Зеленый туман. Однокомнатные рассказы бесплатное чтение
Флешбек
Очень тихо и ни ветерка.
Снежные хлопья приземляются отвесно, опушая совершенно-сказочную шкатулку нашего двора.
Мне лет восемь. Я стою в проеме подъездной двери.
За моей спиной кособокая лесенка на второй этаж, ярко-синие стены и кривоватые металлические перила. Собственно они и делают лесенку кособокой.
Там, на втором и последнем этаже малюсенькая трехкомнатная квартирка, в которой самая маленькая комната – родителей, где помещается их полуторная кровать и стул; а самая большая – гостиная. В ней целых два окошка и метров пятнадцать.
Сейчас в крохотной прихожей мама одевает капризничающую Нюшу – младшую сестру – в красное шерстяное платье с помпонами. Нюшка его терпеть не может – оно колется.
Мне мама велела выйти во двор, а то я запарюсь в шубе. Светло-серая каракулевая шуба с ондатровым воротником из старой папиной шапки и, правда, очень жаркая.
Спустившись во двор, я замираю от невероятной красоты, тишины и белизны. Обычно наш замкнутый домом двор больше похож на коробку. Попасть в него можно через арку.

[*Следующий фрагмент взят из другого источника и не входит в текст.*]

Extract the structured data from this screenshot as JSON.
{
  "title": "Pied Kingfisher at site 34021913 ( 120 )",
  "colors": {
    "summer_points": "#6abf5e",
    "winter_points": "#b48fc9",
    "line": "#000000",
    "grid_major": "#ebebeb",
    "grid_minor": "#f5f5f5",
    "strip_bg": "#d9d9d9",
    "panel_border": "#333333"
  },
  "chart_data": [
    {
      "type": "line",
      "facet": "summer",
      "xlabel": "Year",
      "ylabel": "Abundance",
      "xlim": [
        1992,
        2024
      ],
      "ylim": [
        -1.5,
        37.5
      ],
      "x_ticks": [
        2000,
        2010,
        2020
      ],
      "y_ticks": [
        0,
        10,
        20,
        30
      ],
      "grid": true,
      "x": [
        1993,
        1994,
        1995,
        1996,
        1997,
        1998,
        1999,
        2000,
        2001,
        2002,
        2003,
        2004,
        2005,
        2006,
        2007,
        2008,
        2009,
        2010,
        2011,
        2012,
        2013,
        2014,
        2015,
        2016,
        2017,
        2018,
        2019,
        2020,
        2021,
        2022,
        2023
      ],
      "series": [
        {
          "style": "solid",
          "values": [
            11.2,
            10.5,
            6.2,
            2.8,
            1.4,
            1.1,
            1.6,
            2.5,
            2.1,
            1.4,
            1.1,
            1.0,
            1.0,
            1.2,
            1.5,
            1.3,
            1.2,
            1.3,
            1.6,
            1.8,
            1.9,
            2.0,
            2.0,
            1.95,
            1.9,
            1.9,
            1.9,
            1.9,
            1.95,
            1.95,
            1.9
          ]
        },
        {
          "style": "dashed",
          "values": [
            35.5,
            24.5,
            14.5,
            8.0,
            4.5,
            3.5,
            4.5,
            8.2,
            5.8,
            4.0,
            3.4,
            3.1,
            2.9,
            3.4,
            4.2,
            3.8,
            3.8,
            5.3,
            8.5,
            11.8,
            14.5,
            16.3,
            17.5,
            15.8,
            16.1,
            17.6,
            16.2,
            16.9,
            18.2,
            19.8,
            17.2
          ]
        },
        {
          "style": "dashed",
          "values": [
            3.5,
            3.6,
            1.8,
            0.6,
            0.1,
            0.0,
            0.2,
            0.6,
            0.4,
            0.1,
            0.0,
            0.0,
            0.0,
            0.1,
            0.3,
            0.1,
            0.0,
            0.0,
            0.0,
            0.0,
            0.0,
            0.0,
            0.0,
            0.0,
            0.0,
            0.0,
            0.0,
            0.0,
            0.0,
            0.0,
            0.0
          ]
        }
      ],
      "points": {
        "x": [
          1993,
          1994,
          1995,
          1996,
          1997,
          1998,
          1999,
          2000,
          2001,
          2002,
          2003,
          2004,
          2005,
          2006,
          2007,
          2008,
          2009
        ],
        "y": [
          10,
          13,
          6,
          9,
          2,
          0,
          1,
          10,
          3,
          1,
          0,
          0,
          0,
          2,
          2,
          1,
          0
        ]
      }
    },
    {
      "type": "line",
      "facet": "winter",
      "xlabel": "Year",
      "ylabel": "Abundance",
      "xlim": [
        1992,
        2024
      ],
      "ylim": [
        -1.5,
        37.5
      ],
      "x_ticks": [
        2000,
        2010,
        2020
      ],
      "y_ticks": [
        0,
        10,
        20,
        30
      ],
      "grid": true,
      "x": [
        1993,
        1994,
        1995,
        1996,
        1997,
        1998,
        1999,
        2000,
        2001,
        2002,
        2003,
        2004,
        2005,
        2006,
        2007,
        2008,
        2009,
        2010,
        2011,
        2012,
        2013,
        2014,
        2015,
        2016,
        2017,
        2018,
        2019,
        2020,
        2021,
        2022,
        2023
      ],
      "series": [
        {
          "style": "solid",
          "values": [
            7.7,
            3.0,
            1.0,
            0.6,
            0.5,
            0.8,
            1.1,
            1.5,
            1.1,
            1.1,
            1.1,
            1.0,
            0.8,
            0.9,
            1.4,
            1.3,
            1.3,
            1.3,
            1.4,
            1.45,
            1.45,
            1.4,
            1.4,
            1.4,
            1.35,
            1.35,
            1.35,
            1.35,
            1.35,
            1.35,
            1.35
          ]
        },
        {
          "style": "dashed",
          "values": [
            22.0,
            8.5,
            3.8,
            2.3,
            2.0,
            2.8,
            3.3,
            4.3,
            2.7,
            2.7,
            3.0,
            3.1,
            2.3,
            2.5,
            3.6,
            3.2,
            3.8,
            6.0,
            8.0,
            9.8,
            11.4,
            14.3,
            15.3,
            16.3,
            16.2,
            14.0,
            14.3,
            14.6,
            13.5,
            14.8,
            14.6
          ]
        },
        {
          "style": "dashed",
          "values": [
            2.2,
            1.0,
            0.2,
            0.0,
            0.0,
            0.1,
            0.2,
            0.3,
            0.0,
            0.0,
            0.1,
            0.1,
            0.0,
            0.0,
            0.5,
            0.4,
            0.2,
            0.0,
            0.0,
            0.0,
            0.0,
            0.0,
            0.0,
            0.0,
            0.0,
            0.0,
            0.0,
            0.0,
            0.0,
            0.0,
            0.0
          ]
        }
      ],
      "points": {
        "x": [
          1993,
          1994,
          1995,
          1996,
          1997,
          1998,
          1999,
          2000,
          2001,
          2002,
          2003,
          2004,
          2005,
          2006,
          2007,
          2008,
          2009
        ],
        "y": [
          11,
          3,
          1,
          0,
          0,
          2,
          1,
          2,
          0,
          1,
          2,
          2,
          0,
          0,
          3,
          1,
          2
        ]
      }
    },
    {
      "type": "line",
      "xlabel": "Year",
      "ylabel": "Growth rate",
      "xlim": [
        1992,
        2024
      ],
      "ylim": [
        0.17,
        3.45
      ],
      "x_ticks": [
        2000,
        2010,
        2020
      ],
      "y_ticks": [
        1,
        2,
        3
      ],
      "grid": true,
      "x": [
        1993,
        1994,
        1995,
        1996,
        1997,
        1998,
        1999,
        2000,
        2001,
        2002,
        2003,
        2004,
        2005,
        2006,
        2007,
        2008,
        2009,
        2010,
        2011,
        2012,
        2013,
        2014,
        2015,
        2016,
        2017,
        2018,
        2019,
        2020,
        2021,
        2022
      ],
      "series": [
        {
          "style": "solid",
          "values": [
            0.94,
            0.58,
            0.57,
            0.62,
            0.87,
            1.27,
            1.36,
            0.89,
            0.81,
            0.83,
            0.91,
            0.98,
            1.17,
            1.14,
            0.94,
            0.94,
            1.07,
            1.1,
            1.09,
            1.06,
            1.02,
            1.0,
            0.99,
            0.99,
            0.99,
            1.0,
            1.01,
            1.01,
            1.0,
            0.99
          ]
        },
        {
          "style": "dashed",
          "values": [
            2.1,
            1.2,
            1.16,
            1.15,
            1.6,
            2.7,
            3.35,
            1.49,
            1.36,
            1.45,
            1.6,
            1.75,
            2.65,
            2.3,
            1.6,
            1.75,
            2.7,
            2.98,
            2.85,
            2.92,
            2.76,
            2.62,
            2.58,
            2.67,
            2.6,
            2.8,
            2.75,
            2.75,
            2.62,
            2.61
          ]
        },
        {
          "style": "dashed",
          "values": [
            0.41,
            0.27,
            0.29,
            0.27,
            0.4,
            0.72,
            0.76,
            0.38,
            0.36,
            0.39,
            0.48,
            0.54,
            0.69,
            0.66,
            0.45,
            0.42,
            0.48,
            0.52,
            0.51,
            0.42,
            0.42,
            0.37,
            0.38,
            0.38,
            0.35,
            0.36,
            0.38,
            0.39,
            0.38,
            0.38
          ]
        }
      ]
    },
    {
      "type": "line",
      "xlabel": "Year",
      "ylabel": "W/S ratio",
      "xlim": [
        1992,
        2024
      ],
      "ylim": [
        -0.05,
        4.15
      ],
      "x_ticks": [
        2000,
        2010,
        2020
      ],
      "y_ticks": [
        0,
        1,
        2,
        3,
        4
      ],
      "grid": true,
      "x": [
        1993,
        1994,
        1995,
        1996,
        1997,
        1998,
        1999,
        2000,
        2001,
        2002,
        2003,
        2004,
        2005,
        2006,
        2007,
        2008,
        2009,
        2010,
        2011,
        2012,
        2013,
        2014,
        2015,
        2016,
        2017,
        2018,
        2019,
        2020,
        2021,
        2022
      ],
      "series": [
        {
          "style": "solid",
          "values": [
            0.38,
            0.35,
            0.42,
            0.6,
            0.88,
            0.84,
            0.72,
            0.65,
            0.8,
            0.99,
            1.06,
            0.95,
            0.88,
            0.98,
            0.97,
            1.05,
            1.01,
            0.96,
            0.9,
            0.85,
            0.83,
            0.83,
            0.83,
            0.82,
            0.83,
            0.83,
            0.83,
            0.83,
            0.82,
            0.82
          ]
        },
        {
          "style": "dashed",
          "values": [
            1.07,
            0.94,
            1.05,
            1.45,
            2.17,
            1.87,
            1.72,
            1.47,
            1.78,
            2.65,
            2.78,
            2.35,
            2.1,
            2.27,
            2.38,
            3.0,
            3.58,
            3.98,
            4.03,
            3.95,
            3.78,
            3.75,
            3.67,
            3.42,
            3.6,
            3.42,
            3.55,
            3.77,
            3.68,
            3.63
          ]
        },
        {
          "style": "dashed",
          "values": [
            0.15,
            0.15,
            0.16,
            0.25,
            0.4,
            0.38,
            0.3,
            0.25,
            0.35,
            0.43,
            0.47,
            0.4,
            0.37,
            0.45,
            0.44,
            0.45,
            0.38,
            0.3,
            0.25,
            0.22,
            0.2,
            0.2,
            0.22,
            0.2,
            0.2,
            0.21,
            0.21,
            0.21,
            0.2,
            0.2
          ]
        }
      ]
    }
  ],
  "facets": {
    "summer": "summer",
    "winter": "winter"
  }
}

Когда-то прямо из этой арки можно было попасть в нашу коммуналку, но однажды, когда Нюша была ещё совсем маленькой, мы проснулись ночью от её крика: «Мама! Зяко!»
Оказалось, что прямо над её кроваткой из стены вырвался фонтан горячего пара. Под нашими комнатами лопнула какая-то теплосеть. Нас быстро переселили в отдельную пустующую квартиру другого крыла дома. Потом мама всегда говорила, что это была самая счастливая квартира в её жизни. Вот откуда я вышла!
Двор был именно шкатулкой, убранной изнутри белым бархатом снегов. Летом, когда коробка двора делилась на две части, здесь было голо и пыльно, потому что пол двора было заасфальтировано, а вторая половина была вытоптанной землёй, где даже трава не росла, почему-то. Посередине торчала деревянная беседка, со сломанными скамейками и частично выбитыми досками.
Но в этот момент она была похожа на сказочную избушку, возможно даже на дворец, потому что шесть брусов, на которых держалась ржавая покореженная крыша укрытая снегом, могли вполне сойти за колонны. Снег усиливается. Теперь он именно падает и довольно стремительно, а хлопья выглядят ещё крупнее и пушистее. Потоптавшись перед невзрачным каменным крыльцом в две ступеньки, поразглядывав собственные следы я иду на качели.
Никаких других аксессуаров детской площадки в нашем дворе не водится. Покосившиеся качели и полуразрушенная беседка.
Усевшись на металлическую скобку и упираясь ногами, я слегка покачиваюсь. Качели тихонько поскрипывают, а снег снова становится редким и медленным. Снежинки, кажется, просто плавают, как рыбки в аквариуме. Я смотрю на снег и думаю, как бы запомнить эту минуту: как медленно кружась белые хлопья опускаются мне на коленки и рукава…
Летом, сидя на этих качельках, я придумывала игру. С моей ровесницей соседкой Леной мы рисовали на земле палочкой коридоры и комнаты дворца вокруг беседки, представляя, как мы здесь живем. Когда ж мы все придумали и нарисовали, нам почему-то стало уже неинтересно играть, как будто самое главное мы уже прожили. Мы стояли в растерянности и очень кстати мамы позвали нас обедать…
В беседке, несмотря на её неказистость, конечно был бальный зал, а здесь у качелей – фонтан, а чуть дальше – парк и озеро. Теперь всё под снегом и я думаю, что на праздничный дворец вполне похоже.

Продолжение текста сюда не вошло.